People watch as smoke rises from the site where a plane crashed shortly after taking off from Havana, Cuba, on May 18, 2018, in this photo in obtained from social media. PHOTO: REUTERS

HAVANA, CUBA (AFP) - A passenger plane operated by Cuba's state airline crashed shortly after takeoff with 110 people on board in Havana on Friday (May 18).

Here is what we know so far:

- The Boeing 737-200 of Cubana de Aviacion was rented from Mexican charter company Global Air, also known as Aerolineas Damojh, according to authorities in both countries.

- It crashed at 12.08pm in a field close to Havana's Jose Marti airport shortly after takeoff on a flight to the eastern city of Holguin, 670 kilometres away.

- There were 110 people aboard the plane, according to Global Air: 104 passengers and six Mexican crew members.
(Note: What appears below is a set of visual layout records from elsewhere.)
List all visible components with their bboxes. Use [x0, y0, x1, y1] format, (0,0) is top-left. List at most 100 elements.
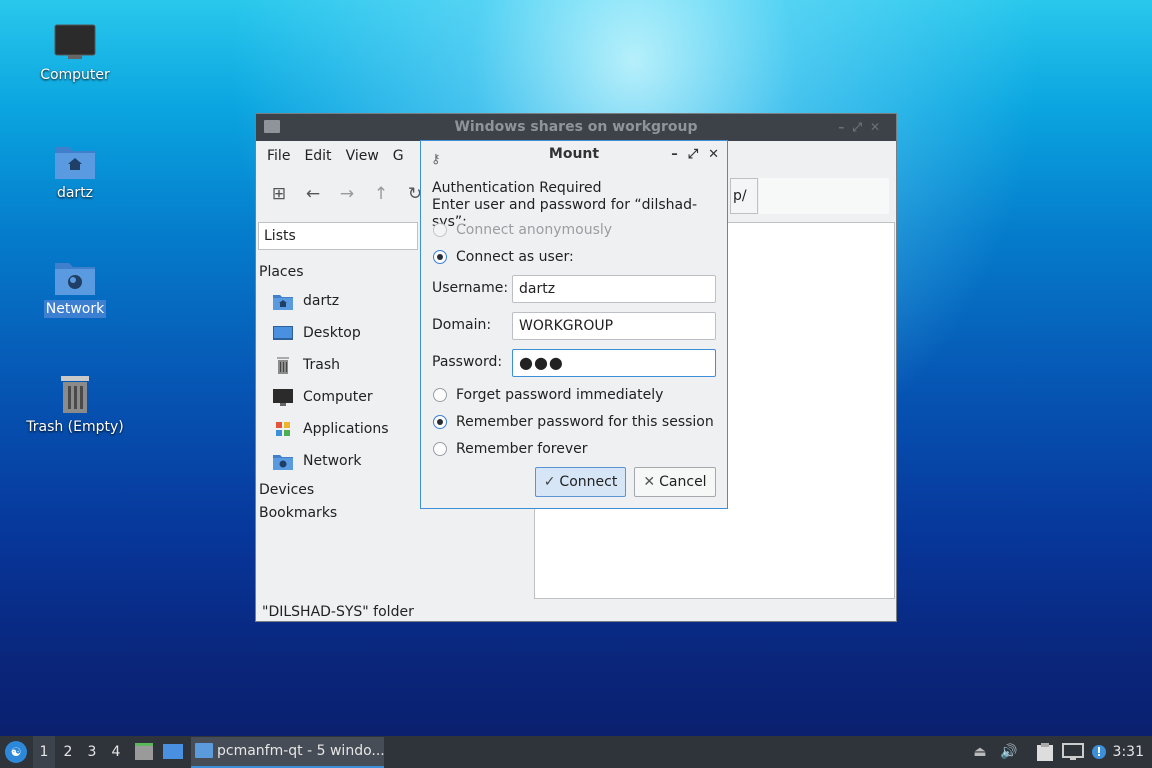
remember-forever-radio[interactable]: Remember forever	[433, 439, 588, 459]
connect-as-user-radio[interactable]: Connect as user:	[433, 247, 574, 267]
desktop-icon-computer[interactable]: Computer	[20, 24, 130, 84]
remember-session-radio[interactable]: Remember password for this session	[433, 412, 714, 432]
sidebar-item-network[interactable]: Network	[259, 445, 419, 477]
workspace-4[interactable]: 4	[105, 736, 127, 768]
sidebar-item-desktop[interactable]: Desktop	[259, 317, 419, 349]
home-folder-icon	[273, 294, 293, 310]
workspace-1[interactable]: 1	[33, 736, 55, 768]
new-tab-icon[interactable]: ⊞	[262, 184, 296, 204]
radio-indicator	[433, 415, 447, 429]
sidebar-item-dartz[interactable]: dartz	[259, 285, 419, 317]
devices-header[interactable]: Devices	[259, 477, 419, 503]
window-controls[interactable]: –⤢✕	[838, 114, 888, 141]
radio-indicator	[433, 442, 447, 456]
connect-anonymously-radio[interactable]: Connect anonymously	[433, 220, 612, 240]
applications-icon	[276, 421, 290, 436]
radio-label: Connect anonymously	[456, 222, 613, 238]
workspace-3[interactable]: 3	[81, 736, 103, 768]
key-icon: ⚷	[431, 152, 441, 167]
connect-button-label: Connect	[559, 474, 618, 490]
sidebar-item-applications[interactable]: Applications	[259, 413, 419, 445]
notification-icon[interactable]	[1089, 742, 1109, 762]
cancel-button-label: Cancel	[659, 474, 707, 490]
desktop-icon	[273, 325, 293, 340]
show-desktop-icon[interactable]	[162, 742, 184, 762]
radio-indicator	[433, 223, 447, 237]
back-icon[interactable]: ←	[296, 184, 330, 204]
domain-field[interactable]: WORKGROUP	[512, 312, 716, 340]
domain-label: Domain:	[432, 317, 492, 333]
desktop-icon-label: dartz	[56, 185, 94, 201]
workspace-2[interactable]: 2	[57, 736, 79, 768]
taskbar-task-pcmanfm[interactable]: pcmanfm-qt - 5 windo...	[191, 737, 384, 768]
cancel-x-icon: ✕	[643, 474, 656, 490]
cancel-button[interactable]: ✕ Cancel	[634, 467, 716, 497]
sidebar-item-label: Applications	[303, 421, 389, 437]
forget-password-radio[interactable]: Forget password immediately	[433, 385, 663, 405]
maximize-icon[interactable]: ⤢	[688, 141, 698, 168]
bookmarks-header[interactable]: Bookmarks	[259, 503, 419, 523]
desktop-icon-label: Network	[43, 300, 107, 318]
desktop-icon-network[interactable]: Network	[20, 258, 130, 318]
forward-icon[interactable]: →	[330, 184, 364, 204]
toolbar: ⊞ ← → ↑ ↻	[262, 176, 432, 212]
side-pane-mode-select[interactable]: Lists	[258, 222, 418, 250]
menu-view[interactable]: View	[339, 148, 386, 164]
password-label: Password:	[432, 354, 503, 370]
username-field[interactable]: dartz	[512, 275, 716, 303]
menu-edit[interactable]: Edit	[297, 148, 338, 164]
desktop-icon-dartz[interactable]: dartz	[20, 142, 130, 202]
radio-label: Forget password immediately	[456, 387, 664, 403]
menu-file[interactable]: File	[260, 148, 297, 164]
dialog-title: Mount	[548, 146, 600, 162]
auth-heading: Authentication Required	[432, 180, 602, 196]
radio-indicator	[433, 250, 447, 264]
connect-button[interactable]: ✓ Connect	[535, 467, 626, 497]
network-status-icon[interactable]	[1062, 742, 1084, 762]
minimize-icon[interactable]: –	[671, 141, 678, 168]
clipboard-icon[interactable]	[1036, 742, 1054, 762]
file-manager-launcher-icon[interactable]	[134, 742, 154, 762]
dialog-titlebar[interactable]: ⚷ Mount – ⤢ ✕	[421, 141, 727, 168]
checkmark-icon: ✓	[543, 474, 556, 490]
radio-indicator	[433, 388, 447, 402]
status-bar: "DILSHAD-SYS" folder	[262, 604, 414, 620]
clock[interactable]: 3:31	[1113, 736, 1144, 768]
sidebar-item-label: dartz	[303, 293, 340, 309]
trash-icon	[277, 356, 289, 374]
menu-go[interactable]: G	[386, 148, 411, 164]
up-icon[interactable]: ↑	[364, 184, 398, 204]
task-label: pcmanfm-qt - 5 windo...	[217, 743, 384, 759]
mount-dialog: ⚷ Mount – ⤢ ✕ Authentication Required En…	[420, 140, 728, 509]
sidebar-item-computer[interactable]: Computer	[259, 381, 419, 413]
folder-icon	[195, 743, 213, 758]
network-icon	[273, 454, 293, 470]
taskbar: ☯ 1 2 3 4 pcmanfm-qt - 5 windo... ⏏ 🔊 3:…	[0, 736, 1152, 768]
eject-icon[interactable]: ⏏	[970, 736, 990, 768]
path-segment[interactable]: p/	[730, 178, 758, 214]
sidebar-item-label: Trash	[303, 357, 340, 373]
computer-icon	[273, 388, 293, 406]
volume-icon[interactable]: 🔊	[998, 736, 1020, 768]
sidebar-item-label: Computer	[303, 389, 373, 405]
sidebar-item-label: Desktop	[303, 325, 361, 341]
start-menu-button[interactable]: ☯	[5, 741, 27, 763]
folder-icon	[264, 120, 280, 133]
path-bar	[759, 178, 889, 214]
desktop-icon-trash[interactable]: Trash (Empty)	[20, 374, 130, 436]
window-titlebar[interactable]: Windows shares on workgroup –⤢✕	[256, 114, 896, 141]
radio-label: Connect as user:	[456, 249, 574, 265]
trash-icon	[61, 376, 89, 413]
places-header[interactable]: Places	[259, 259, 419, 285]
sidebar-item-trash[interactable]: Trash	[259, 349, 419, 381]
close-icon[interactable]: ✕	[708, 141, 719, 168]
password-field[interactable]: ●●●	[512, 349, 716, 377]
computer-icon	[54, 24, 96, 59]
sidebar-item-label: Network	[303, 453, 362, 469]
network-folder-icon	[55, 263, 95, 295]
radio-label: Remember password for this session	[456, 414, 714, 430]
desktop-icon-label: Computer	[40, 67, 110, 83]
window-title: Windows shares on workgroup	[454, 119, 698, 135]
home-folder-icon	[55, 147, 95, 179]
radio-label: Remember forever	[456, 441, 588, 457]
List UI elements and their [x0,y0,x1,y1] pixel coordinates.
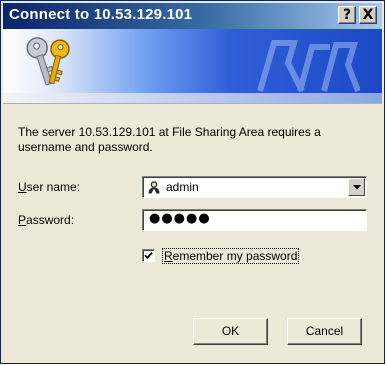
help-button[interactable]: ? [338,6,356,24]
dialog-banner [3,29,382,104]
close-button[interactable]: X [359,6,377,24]
network-watermark-icon [257,40,360,93]
username-combobox[interactable]: admin [142,176,367,198]
password-label-accesskey: P [18,213,27,227]
password-masked-value: ●●●●● [149,211,211,226]
password-label: Password: [18,213,74,227]
ok-button[interactable]: OK [193,318,268,345]
password-field[interactable]: ●●●●● [142,209,367,231]
username-value: admin [166,180,199,194]
username-label: User name: [18,180,80,194]
banner-stripe [3,93,382,103]
title-bar[interactable]: Connect to 10.53.129.101 ? X [3,3,382,29]
cancel-button[interactable]: Cancel [287,318,362,345]
remember-password-label[interactable]: Remember my password [162,248,300,264]
username-dropdown-button[interactable] [348,178,365,196]
checkmark-icon [144,252,153,260]
chevron-down-icon [353,185,361,190]
server-message: The server 10.53.129.101 at File Sharing… [18,125,321,154]
user-icon [148,181,160,194]
username-label-text: ser name: [26,180,81,194]
password-label-text: assword: [26,213,75,227]
remember-checkbox-box[interactable] [142,249,155,262]
username-label-accesskey: U [18,180,27,194]
remember-label-text: emember my password [172,249,298,263]
window-title: Connect to 10.53.129.101 [9,6,193,23]
keys-icon [26,37,70,86]
connect-dialog: Connect to 10.53.129.101 ? X The server … [0,0,385,364]
remember-label-accesskey: R [164,249,173,263]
- Three survivors were pulled from the wreckage and are in critical condition in hospital, Cuban state newspaper Granma said.

- Cuban President Miguel Diaz-Canel, who visited the scene, told AFP there was a "high number" of victims.

- The plane was made in 1979, according to the Mexican government. It said Global Air had the necessary permits to lease the plane, which had successfully undergone inspections in November 2017.

- The plane was almost completely destroyed in the crash and subsequent fire.

- Dozens of ambulances and fire trucks rushed to the site, where a police cordon was set up.